Bayesian identification of fibrous insulation thermal conductivity towards design of spacecraft thermal protection systems

TL;DR

This paper introduces a Bayesian information field theory approach to infer the thermal conductivity of fibrous insulation at high temperatures from limited data, aiding spacecraft thermal protection system design.

Contribution

It develops a novel Bayesian framework using IFT to reconstruct high-temperature thermal conductivity from sparse data, incorporating physics-based priors and uncertainty quantification.

Findings

Accurately reconstructs thermal conductivity beyond experimental regimes.

Quantifies uncertainty in conductivity estimates.

Validates predictions against reference data.

Abstract

The design of spacecraft thermal protection systems (TPS) requires accurate knowledge of thermal transport properties across wide ranges of temperature and pressure. For fibrous insulation, conventional measurement techniques in laboratory settings are typically limited to temperatures much lower than what is reached in atmosphere entry scenarios. Moreover, it is often the case that only temperature measurements are available, meaning that the thermal conductivity of the insulation must be indirectly inferred as an inverse problem. We propose a Bayesian framework using information field theory (IFT) to reconstruct the thermal conductivity of high-temperature fibrous insulation from sparse experimental data. Under IFT, the conductivity is represented as a Gaussian process, and the physics is enforced via a physics-informed prior over the temperature derived from the heat equation.
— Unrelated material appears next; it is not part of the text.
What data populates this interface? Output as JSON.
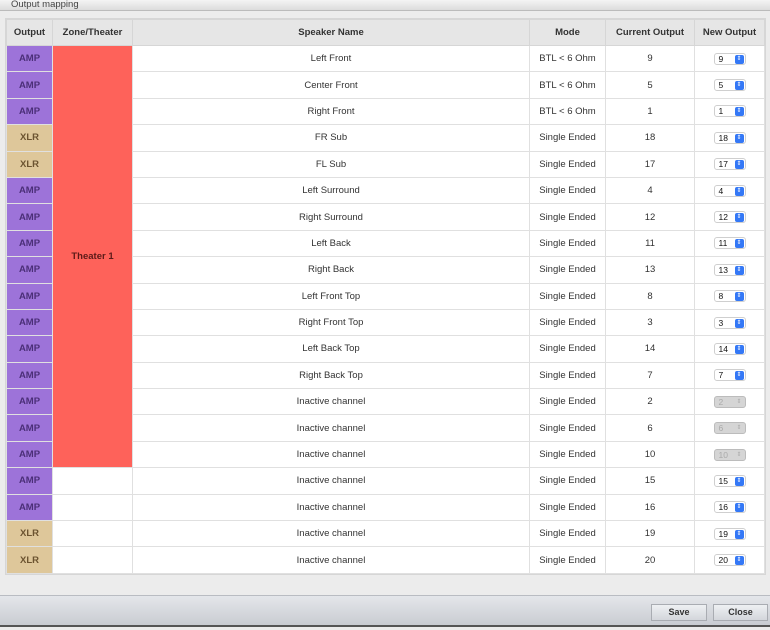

Bayes's rule produces an infinite-dimensional posterior distribution that quantifies uncertainty about the conductivity which can be evaluated in extrapolation regimes. We apply the method to Opacified Fibrous Insulation with both synthetic and experimental data to reconstruct the thermal conductivity beyond the experimental regime. The inferred conductivities are validated against reference data and then propagated into high-fidelity digital twins of flexible TPS performance under Mars and Earth entry trajectories. The results show that IFT yields accurate predictions with quantified uncertainty, enabling robust TPS sizing in regimes inaccessible to direct measurement.